46. And that subculture of criminality, really, is one huge
unspoken reason for over-militant places like Ferguson, the one reason the dominant
culture in the U.S. still dares not address, and without which it can get no
real handle on it all. Just
watch Jason Riley -- who can speak the truth because he’s black -- try to make
that point to white female liberal media stars. In short, yes, you really can have a fight
between barbarians and fascists, with
both sides wrong (it‘s quite common, really).
47. Yet in The
Multiversity, a black U.S. president is (literally) secretly Superman. So,
sure, let’s all celebrate diversity -- pardon me, multiversity -- one more
time, but let’s not pretend doing that is what makes everything OK, all right, Progressives? Ritually slaying the evil racism monster over and over again --
or blaming everything on poverty as Kareem Abdul-Jabar did in a column -- will
eventually be seen as shallow responses.
Unity/Disunity:
48. But hey, lest I sound like I’m not engaged in outreach,
now Facebook’s count awards me four
non-existent friends, totally making up for the three real people who unfriended me around the time of my just-ended week
off.
I will withdraw further in a few weeks and may emerge around
the time the Multiversity trade paperback comes
out in 2015, not that I expect the world to be saner then, but I could use some
time to more quietly contemplate how best
to sanely address an insane world. I will endeavor to emerge a better man if
I lay low for a bit, I promise.
49. And I hope I emerge more syncretic and peacemaking (many
people, obviously, struggle with their urge to fight -- but I swear I always secretly
crave peace even in the midst of political arguments and should start saying so
more openly, even in a world where motivated mishearing is the norm and the
rewards for snark and conflict immense). Conflict-avoidance looks more
appealing the more that articles
like this become necessary (h/t Jesse Forgione and, once more, the lovely
Jackie).
50. Calm, mellow conflict-resolution thinking could
certainly be put to good use on the Russians, Palestinians, Syrians, ISISes,
Iranians, ebolans, Mexicans, and Fergusonians, not to mention half the people online...

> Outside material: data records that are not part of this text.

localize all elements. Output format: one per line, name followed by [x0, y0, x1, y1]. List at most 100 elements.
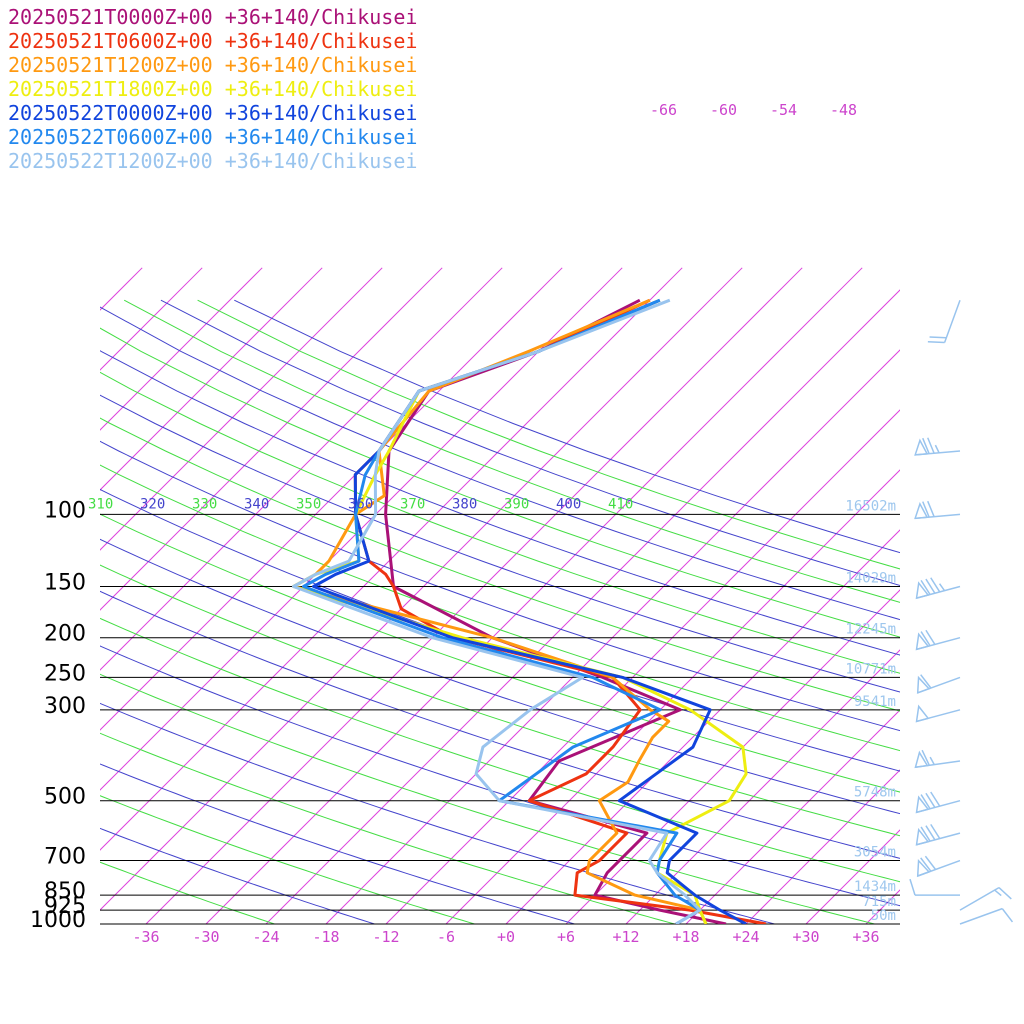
dry-adiabat-line — [100, 702, 775, 924]
wind-barb-feather — [921, 749, 930, 766]
height-label: 3054m — [854, 845, 896, 861]
wind-barb-shaft — [959, 907, 1003, 925]
wind-barb-flag — [915, 827, 930, 846]
temperature-tick-label: -36 — [132, 928, 159, 946]
wind-barb-flag — [916, 675, 931, 694]
wind-barb-feather — [927, 340, 945, 344]
wind-barb-half-feather — [938, 583, 946, 592]
height-label: 12245m — [845, 622, 896, 638]
temperature-tick-label: +18 — [672, 928, 699, 946]
wind-barb-shaft — [943, 299, 961, 343]
theta-label: 370 — [400, 496, 425, 512]
temperature-tick-label: +30 — [792, 928, 819, 946]
wind-barb-half-feather — [994, 889, 1002, 897]
temperature-tick-label: -6 — [437, 928, 455, 946]
wind-barb — [914, 437, 961, 456]
isotherm-line — [100, 267, 623, 791]
dry-adiabat-line — [100, 732, 675, 924]
wind-barb-feather — [920, 794, 931, 810]
isotherm-line — [100, 267, 323, 491]
wind-barb-flag — [914, 750, 929, 769]
isotherm-lines — [0, 267, 900, 941]
height-label: 16502m — [845, 498, 896, 514]
wind-barb-half-feather — [934, 444, 940, 454]
wind-barb — [915, 629, 961, 651]
theta-label: 310 — [88, 496, 113, 512]
wind-barb-flag — [916, 858, 931, 878]
wind-barb — [959, 907, 1014, 925]
pressure-tick-label: 100 — [44, 498, 86, 523]
legend-entry: 20250521T0600Z+00 +36+140/Chikusei — [8, 29, 417, 53]
isotherm-label: -66 — [650, 101, 677, 119]
isotherm-line — [100, 267, 383, 551]
temperature-tick-label: +0 — [497, 928, 515, 946]
isotherm-line — [0, 268, 22, 941]
isotherm-line — [625, 649, 900, 924]
pressure-lines — [100, 513, 900, 925]
wind-barb-feather — [909, 878, 916, 896]
theta-label: 400 — [556, 496, 581, 512]
wind-barb — [959, 886, 1012, 911]
dry-adiabat-lines — [100, 299, 900, 924]
theta-label: 410 — [608, 496, 633, 512]
temperature-tick-label: -24 — [252, 928, 279, 946]
theta-label: 380 — [452, 496, 477, 512]
dry-adiabat-line — [100, 673, 875, 924]
wind-barb-feather — [920, 857, 932, 872]
isotherm-line — [100, 267, 443, 611]
isotherm-line — [805, 829, 900, 924]
wind-barb — [915, 577, 961, 600]
isotherm-line — [0, 268, 82, 941]
dry-adiabat-line — [100, 488, 900, 772]
dry-adiabat-line — [100, 564, 900, 837]
wind-barb-feather — [924, 855, 937, 870]
wind-barb-feather — [930, 823, 941, 839]
pressure-tick-label: 300 — [44, 694, 86, 719]
wind-barb — [914, 749, 961, 769]
wind-barb-flag — [914, 501, 929, 520]
wind-barb-feather — [925, 629, 936, 645]
temperature-tick-label: +6 — [557, 928, 575, 946]
dry-adiabat-line — [100, 795, 475, 924]
isotherm-line — [445, 469, 900, 924]
dry-adiabat-line — [160, 299, 900, 586]
temperature-tick-label: -12 — [372, 928, 399, 946]
wind-barb — [916, 674, 961, 694]
temperature-profiles — [292, 298, 767, 924]
pressure-tick-label: 1000 — [30, 908, 86, 933]
pressure-tick-label: 925 — [44, 894, 86, 919]
dry-adiabat-line — [123, 299, 900, 603]
dry-adiabat-line — [100, 513, 900, 793]
isotherm-line — [325, 349, 900, 924]
wind-barb — [915, 791, 961, 814]
wind-barb-feather — [925, 825, 936, 841]
dry-adiabat-line — [100, 464, 900, 752]
wind-barb-feather — [920, 631, 931, 647]
isotherm-line — [685, 709, 900, 924]
temperature-tick-label: -30 — [192, 928, 219, 946]
series-line — [292, 298, 702, 924]
isotherm-line — [100, 267, 263, 431]
wind-barb-flag — [915, 795, 930, 814]
pressure-tick-label: 700 — [44, 845, 86, 870]
height-label: 5748m — [854, 785, 896, 801]
theta-label: 350 — [296, 496, 321, 512]
pressure-tick-label: 200 — [44, 622, 86, 647]
series-line — [302, 298, 702, 924]
series-line — [312, 298, 747, 924]
wind-barb-flag — [915, 632, 930, 651]
wind-barb-feather — [920, 674, 932, 689]
dry-adiabat-line — [197, 299, 900, 570]
wind-barb-feather — [929, 336, 947, 339]
isotherm-line — [145, 267, 803, 924]
dry-adiabat-line — [100, 371, 900, 674]
wind-barb-flag — [914, 438, 929, 456]
pressure-tick-label: 500 — [44, 785, 86, 810]
temperature-tick-label: +12 — [612, 928, 639, 946]
dry-adiabat-line — [100, 394, 900, 693]
theta-label: 360 — [348, 496, 373, 512]
isotherm-line — [100, 267, 743, 911]
wind-barb-feather — [925, 792, 936, 808]
wind-barb-feather — [927, 500, 935, 517]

51. I for one somehow got placed on -- and booted from -- both
an anarcho-capitalist transhumanist Facebook page (not so unlike something from
The Cassini Division) and an unrelated UFO page during my week
off from Facebook. Ever-churning drama.
52. If I emerge from a period offline with an uplifting
vision of how to help people get along, let us hope it is as inspiring as the
video I linked to on that AnCapTransHu page, Rick Springfield’s highly
relevant “Human Touch,” which I notice is supposed to take place in the
futuristic year 2016. (It has hints of rock, liberty, science, and fantasy -- ever
the inescapable tetrad for me; I am a tetraditionalist, you might say.)